Britanya kölelik karşıtı hareketinin ikonik imgelerinden Brooks köle gemisi çizimi, 1788. Büyütmek için resme tıklayınız. Çizim o dönem, Plymouth, Philadelphia ve Londra’da çok sayıda kitapçık ve ilanda kullanılmıştır. Köle gemisine ilişkin veriler, Britanya limanlarına yanaşan köle gemileriyle ilgili bir meclis soruşturmasından alınmıştır. Dip dibe yerleştirilmiş kargonun, sıradan ürünlerden değil birbirine zincirlenmiş insanlardan oluştuğunu görmek için çizimlere yakından bakmak gerekiyor. Kaynak: libertyfund.org

 

Frantz Zéphirin, Brooks Köle Gemisi

 

Ondan sonra hep, kitaplarımdan birinin kapağına bir Zéphirin resmi koymayı hayal ettim. Outlaws of the Atlantic’i bitirince, editörüm Gayatri Patnaik’le kapak resmi konusunda teatide bulunurken aklıma hemen Zéphirin geldi.
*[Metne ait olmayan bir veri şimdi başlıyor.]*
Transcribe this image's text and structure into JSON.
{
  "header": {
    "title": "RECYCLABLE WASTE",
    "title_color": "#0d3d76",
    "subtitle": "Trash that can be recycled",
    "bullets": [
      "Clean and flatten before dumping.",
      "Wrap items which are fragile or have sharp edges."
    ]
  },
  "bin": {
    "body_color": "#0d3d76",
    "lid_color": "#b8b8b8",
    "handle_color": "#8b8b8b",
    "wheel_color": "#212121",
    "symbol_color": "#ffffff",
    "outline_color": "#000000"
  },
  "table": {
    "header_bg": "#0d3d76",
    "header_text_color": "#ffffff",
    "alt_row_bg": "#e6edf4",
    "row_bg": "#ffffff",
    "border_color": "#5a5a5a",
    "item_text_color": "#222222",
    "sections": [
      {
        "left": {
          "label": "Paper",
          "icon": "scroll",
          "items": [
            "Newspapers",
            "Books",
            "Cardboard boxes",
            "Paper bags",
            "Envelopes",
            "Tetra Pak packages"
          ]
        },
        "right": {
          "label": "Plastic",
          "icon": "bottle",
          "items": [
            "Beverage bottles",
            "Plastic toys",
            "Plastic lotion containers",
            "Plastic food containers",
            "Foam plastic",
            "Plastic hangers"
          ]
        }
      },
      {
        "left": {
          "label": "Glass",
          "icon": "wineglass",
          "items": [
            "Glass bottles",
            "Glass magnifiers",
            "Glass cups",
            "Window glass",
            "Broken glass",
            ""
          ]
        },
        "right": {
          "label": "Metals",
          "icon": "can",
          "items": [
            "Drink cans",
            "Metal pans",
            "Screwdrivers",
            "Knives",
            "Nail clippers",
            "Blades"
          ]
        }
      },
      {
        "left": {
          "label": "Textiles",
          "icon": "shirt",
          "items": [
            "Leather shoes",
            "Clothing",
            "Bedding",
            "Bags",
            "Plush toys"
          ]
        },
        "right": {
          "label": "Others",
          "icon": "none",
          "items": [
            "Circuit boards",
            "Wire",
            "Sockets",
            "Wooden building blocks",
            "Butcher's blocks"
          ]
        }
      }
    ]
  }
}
Modern çağın başlarında denizde geçen hayatın son derece sürreel bir yanı olduğunu düşünmüşümdür hep; Haitili sanatçının da, bu duyguyu yakalayıp aktarabileceğine inanıyordum. Sonra Korsanlar adlı resmini hatırladım – deniz haydutluğunu işleyen, kocaman, apaydınlık, rengârenk bir eserdi bu. Korsan tayfasının, ele geçirdikleri gemiye çıkıp saldıran hayvanlar olarak tasvir edildiğini görünce bu resmin kitabım için ideal olduğunu düşündüm – deniz hayatı vardı, korsanlar vardı, bambaşka insanların biraraya gelişindeki renkliliği yansıtıyordu. Zéphirin’le konuştum, o da resmi kapakta kullanmamıza izin verme nezaketini gösterdi. Kitabın okurlarıyla buluşması için bundan mükemmel bir yol düşünemiyorum.